マッサージとストレッチ4

 ルーシーは子犬の頃から体を触られるのがイヤだった。基本的に飼い主を信用していないのだろう。頭を撫でられても、褒められているとは思わなかったようだ。背中をポンポンと軽く叩かれると、今でも「?」という表情を見せる。特に下半身を触られるのがイヤで、今でも後ろ足を触ろうとすると「何するの?」と鼻面を寄せてくる。
 いつの頃からか、朝起きると伸びをした後に「揉んで〜」とやって来るようになった。寝た後は、特に首筋から肩胛骨辺りが凝るらしい(笑)。この時ばかりは妙に甘えっ子である。ただし、触って欲しくない場所は依然触ってもらいたくないらしい。(初めは「後ろ足が痛いのかしら?」と思ったが、以前、獣医さんに確認したところ、そうではないらしい)後ろ足を揉んでやろうとすると座ってしまう。そして、ひっくり返って「お腹を撫でて〜」と要求する。
 マッサージを始めたところ、体を触られてもリラックスする時間が長くなった。Effleurageから始めたのだが、首筋・肩胛骨辺りを触っても、目を閉じてじっとしている。ところが同じように腰から尻尾の付け根に手を滑らせると、起きあがろうとしない代わりに筋肉を緊張させてしまう。緊張した状態では、マッサージは効果がない。少しずつ部分的に導入しようと考えている。


「これ以上、何に化けろと?」「やれやれ、いい加減にして欲しいな」「ヒマやし雑草食べよ」
背部筋肉の表層的なマッサージ バッククロス
 Effleurage(軽擦法)で犬がマッサージに慣れリラックスしたら、指を使ったバッククロスに移る。

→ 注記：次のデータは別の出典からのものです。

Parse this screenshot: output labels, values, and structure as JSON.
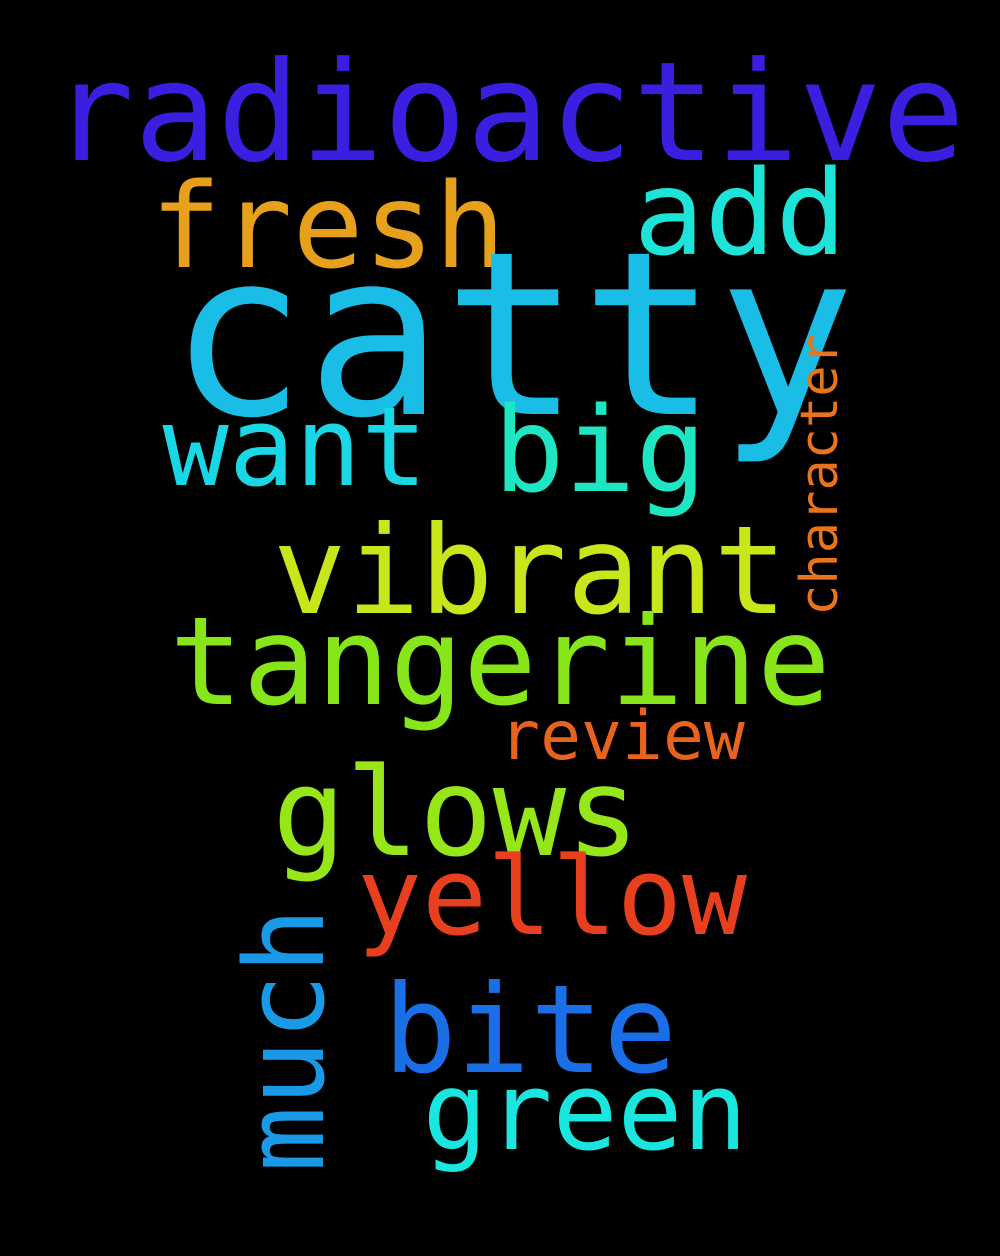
{
  "words": {
    "radioactive": {
      "text": "radioactive",
      "color": "#3a1fe0"
    },
    "fresh": {
      "text": "fresh",
      "color": "#e6a01c"
    },
    "add": {
      "text": "add",
      "color": "#1de3d8"
    },
    "catty": {
      "text": "catty",
      "color": "#1abde6"
    },
    "character": {
      "text": "character",
      "color": "#e8741e"
    },
    "want": {
      "text": "want",
      "color": "#1ad7e6"
    },
    "big": {
      "text": "big",
      "color": "#1ee6c2"
    },
    "vibrant": {
      "text": "vibrant",
      "color": "#c8e61a"
    },
    "tangerine": {
      "text": "tangerine",
      "color": "#86e61a"
    },
    "review": {
      "text": "review",
      "color": "#e8641e"
    },
    "glows": {
      "text": "glows",
      "color": "#96e61a"
    },
    "yellow": {
      "text": "yellow",
      "color": "#e8401e"
    },
    "much": {
      "text": "much",
      "color": "#1a9ae6"
    },
    "bite": {
      "text": "bite",
      "color": "#1a6ee6"
    },
    "green": {
      "text": "green",
      "color": "#1ae6e0"
    }
  }
}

バッククロスは結合組織のマッサージ方法で、背部筋肉の表層をほぐす効果がある。
 バッククロスの目的は、筋肉の細いすじを結合組織から離すようにすることにある。すじが結合組織に癒着した状態だと、断裂などにより血液の循環に支障をきたすことがあるからだ。犬がケガを負っていることに飼い主が気づかず、休息させずに運動させ続けると(または、マッサージを続けると)、傷ついた組織にさらに組織や筋繊維がくっついてしまう。また、犬が筋肉を萎縮させ、緊張させると、組織と繊維が癒着することがある。乳酸や老廃物が蓄積すると血液の循環が悪くなる。これは高齢犬に多く見られる状況だ。しかしバッククロスを利用することで、特に表皮や結合組織の中で、血液の流れを高めることができる。

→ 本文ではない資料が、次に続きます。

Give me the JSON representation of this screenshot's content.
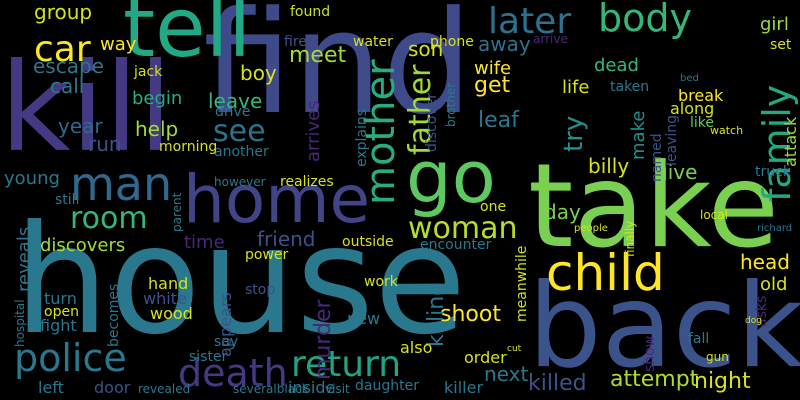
{
  "words": [
    "kill",
    "find",
    "house",
    "take",
    "back",
    "tell",
    "home",
    "go",
    "man",
    "child",
    "police",
    "death",
    "return",
    "room",
    "woman",
    "later",
    "body",
    "car",
    "mother",
    "father",
    "family",
    "shoot",
    "killed",
    "attempt",
    "night",
    "murder",
    "killing",
    "see",
    "help",
    "leave",
    "boy",
    "escape",
    "call",
    "run",
    "year",
    "begin",
    "group",
    "way",
    "meet",
    "found",
    "son",
    "away",
    "wife",
    "get",
    "leaf",
    "try",
    "make",
    "dead",
    "life",
    "give",
    "billy",
    "day",
    "head",
    "old",
    "girl",
    "break",
    "along",
    "like",
    "fight",
    "young",
    "discovers",
    "reveals",
    "still",
    "turn",
    "open",
    "hand",
    "white",
    "wood",
    "time",
    "friend",
    "power",
    "stop",
    "appears",
    "becomes",
    "sister",
    "say",
    "also",
    "order",
    "next",
    "daughter",
    "killer",
    "inside",
    "left",
    "door",
    "new",
    "work",
    "outside",
    "realizes",
    "however",
    "another",
    "morning",
    "drive",
    "arrives",
    "explains",
    "discover",
    "fire",
    "water",
    "phone",
    "jack",
    "one",
    "encounter",
    "meanwhile",
    "named",
    "leaving",
    "attack",
    "truck",
    "set",
    "taken",
    "parent",
    "hospital",
    "fall",
    "show",
    "asks",
    "local",
    "richard",
    "revealed",
    "severalblack",
    "visit",
    "watch",
    "arrive",
    "bed",
    "brother",
    "finally",
    "people",
    "gun",
    "dog",
    "cut"
  ]
}
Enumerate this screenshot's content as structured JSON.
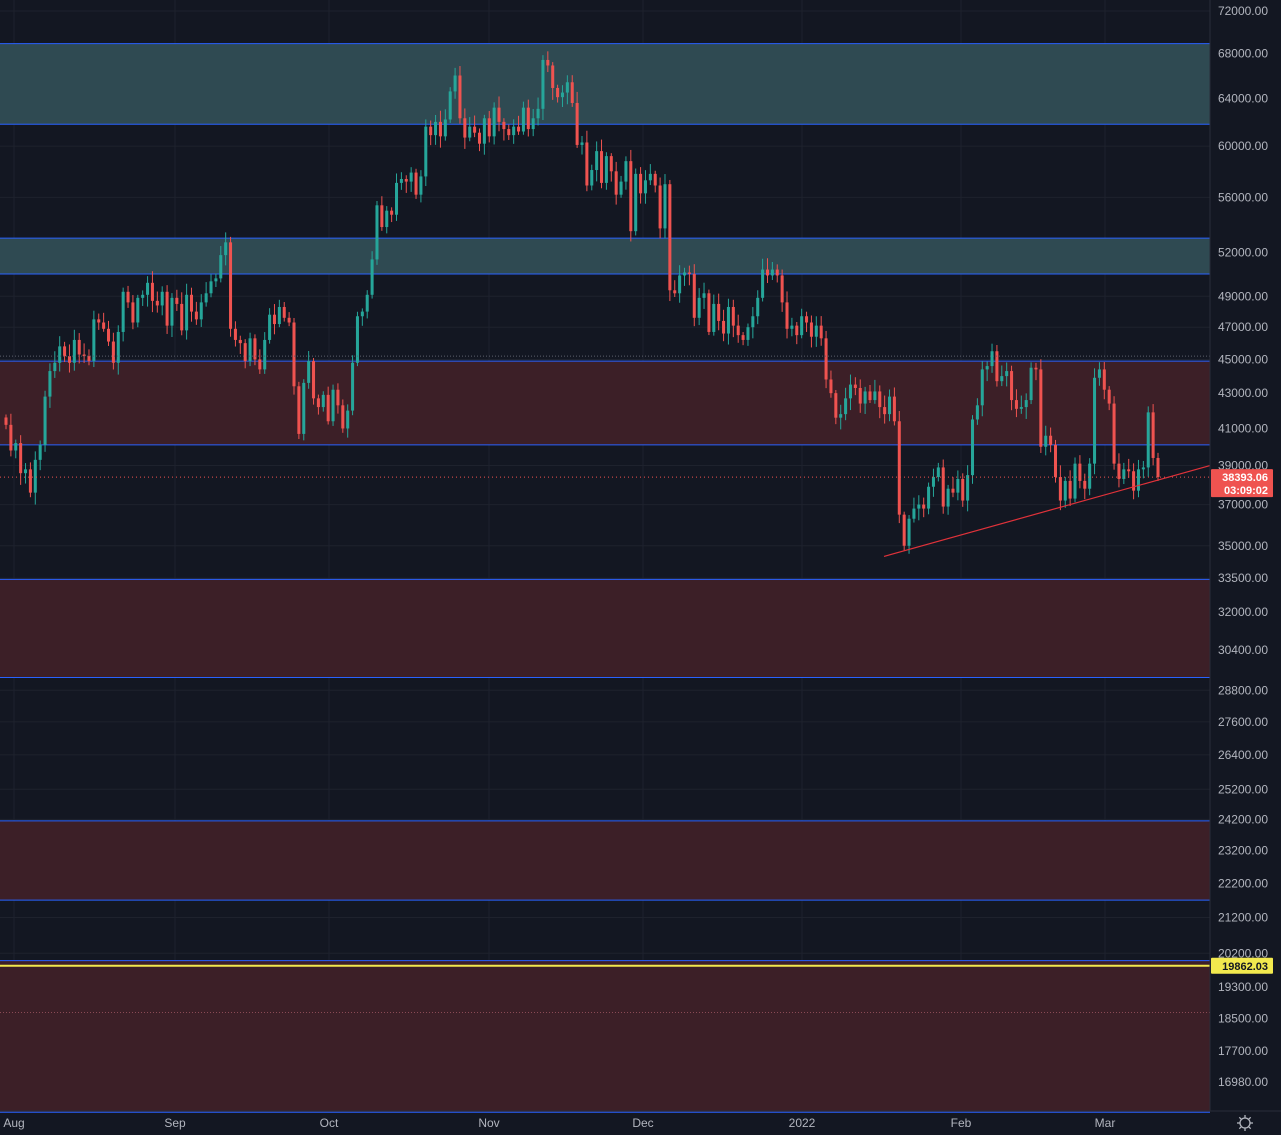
{
  "chart_data": {
    "type": "candlestick",
    "scale": "log",
    "grid": true,
    "y_ticks": [
      72000,
      68000,
      64000,
      60000,
      56000,
      52000,
      49000,
      47000,
      45000,
      43000,
      41000,
      39000,
      37000,
      35000,
      33500,
      32000,
      30400,
      28800,
      27600,
      26400,
      25200,
      24200,
      23200,
      22200,
      21200,
      20200,
      19300,
      18500,
      17700,
      16980
    ],
    "y_tick_labels": [
      "72000.00",
      "68000.00",
      "64000.00",
      "60000.00",
      "56000.00",
      "52000.00",
      "49000.00",
      "47000.00",
      "45000.00",
      "43000.00",
      "41000.00",
      "39000.00",
      "37000.00",
      "35000.00",
      "33500.00",
      "32000.00",
      "30400.00",
      "28800.00",
      "27600.00",
      "26400.00",
      "25200.00",
      "24200.00",
      "23200.00",
      "22200.00",
      "21200.00",
      "20200.00",
      "19300.00",
      "18500.00",
      "17700.00",
      "16980.00"
    ],
    "x_tick_labels": [
      "Aug",
      "Sep",
      "Oct",
      "Nov",
      "Dec",
      "2022",
      "Feb",
      "Mar"
    ],
    "zones": [
      {
        "from": 61800,
        "to": 68900,
        "color": "#2f4a52",
        "kind": "resistance"
      },
      {
        "from": 50500,
        "to": 53000,
        "color": "#2f4a52",
        "kind": "resistance"
      },
      {
        "from": 40100,
        "to": 44900,
        "color": "#3c1f27",
        "kind": "support"
      },
      {
        "from": 29300,
        "to": 33450,
        "color": "#3c1f27",
        "kind": "support"
      },
      {
        "from": 21700,
        "to": 24150,
        "color": "#3c1f27",
        "kind": "support"
      },
      {
        "from": 16300,
        "to": 20000,
        "color": "#3c1f27",
        "kind": "support"
      }
    ],
    "horizontal_line": {
      "value": 19862.03,
      "color": "#f2e94e"
    },
    "trendline": {
      "from": [
        "2022-01-20",
        34500
      ],
      "to": [
        "2022-03-15",
        39000
      ],
      "color": "#e0323a"
    },
    "last_price": {
      "value": 38393.06,
      "label": "38393.06",
      "countdown": "03:09:02",
      "color": "#ef5350"
    },
    "hline_label": "19862.03",
    "colors": {
      "up": "#26a69a",
      "down": "#ef5350",
      "background": "#131722",
      "grid": "#1f2430",
      "zone_line": "#2962ff"
    },
    "candles_approx_closes": [
      41200,
      39800,
      40200,
      38600,
      38800,
      37600,
      39300,
      40100,
      42800,
      44300,
      44800,
      45800,
      45200,
      44800,
      46200,
      45300,
      45200,
      44900,
      47500,
      47300,
      46900,
      46100,
      44800,
      46700,
      49300,
      48600,
      47300,
      48900,
      49100,
      49900,
      48700,
      48400,
      49300,
      47100,
      48900,
      48500,
      46800,
      49100,
      48000,
      47500,
      48600,
      49200,
      50000,
      50200,
      51800,
      52700,
      46900,
      46200,
      46000,
      44900,
      46300,
      45000,
      44400,
      46200,
      47800,
      47200,
      48300,
      47600,
      47300,
      43400,
      40700,
      43600,
      44900,
      42700,
      42200,
      42900,
      41400,
      43200,
      42300,
      41000,
      42000,
      44800,
      47700,
      48000,
      49100,
      51500,
      55400,
      53800,
      55000,
      54700,
      57100,
      57400,
      57200,
      57900,
      56200,
      57600,
      61600,
      60900,
      62000,
      60800,
      62200,
      64600,
      66000,
      62300,
      60700,
      61600,
      61100,
      60200,
      62300,
      60800,
      63200,
      62000,
      61400,
      60900,
      61600,
      61200,
      63200,
      61400,
      62300,
      63100,
      67400,
      66900,
      64900,
      64100,
      64500,
      65400,
      63600,
      60100,
      60300,
      56900,
      58100,
      59600,
      57100,
      59200,
      58000,
      56200,
      57200,
      58800,
      53500,
      57800,
      56300,
      57300,
      57800,
      56900,
      53700,
      57000,
      49400,
      49200,
      50400,
      50600,
      50500,
      47600,
      48900,
      49200,
      46700,
      48500,
      47400,
      46600,
      48300,
      47100,
      46500,
      46200,
      47000,
      47700,
      48900,
      50800,
      50400,
      50800,
      50400,
      48600,
      46900,
      47100,
      46500,
      47700,
      47300,
      46400,
      47100,
      46300,
      43800,
      43000,
      41600,
      41800,
      42700,
      43500,
      43300,
      42400,
      43100,
      42600,
      43100,
      42200,
      41800,
      42800,
      41400,
      36500,
      35000,
      36300,
      36800,
      37000,
      36800,
      37900,
      38400,
      38900,
      36900,
      37800,
      37600,
      38300,
      37200,
      38500,
      41500,
      42300,
      44400,
      44600,
      45500,
      43700,
      44000,
      44300,
      42600,
      42100,
      42200,
      42600,
      44500,
      44400,
      40000,
      40600,
      40100,
      38400,
      37200,
      38200,
      37300,
      39100,
      38200,
      37800,
      39100,
      43900,
      44400,
      43200,
      42400,
      39100,
      38300,
      38800,
      38700,
      37700,
      38800,
      38900,
      41900,
      39400,
      38400
    ]
  }
}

 Effleurageと同じ位置に座り、両手を犬の背中に置く。両手の親指とその他の指を動かしながら、ギュッと皮膚をつまむ。(親指と人差し指でつくる四角形?十字形?をギュッと小さくするように動かす)つまんだ後に力を抜くのを繰り返す。首から尻尾の付け根までの部分を同じ方法で、約二分間マッサージを施す。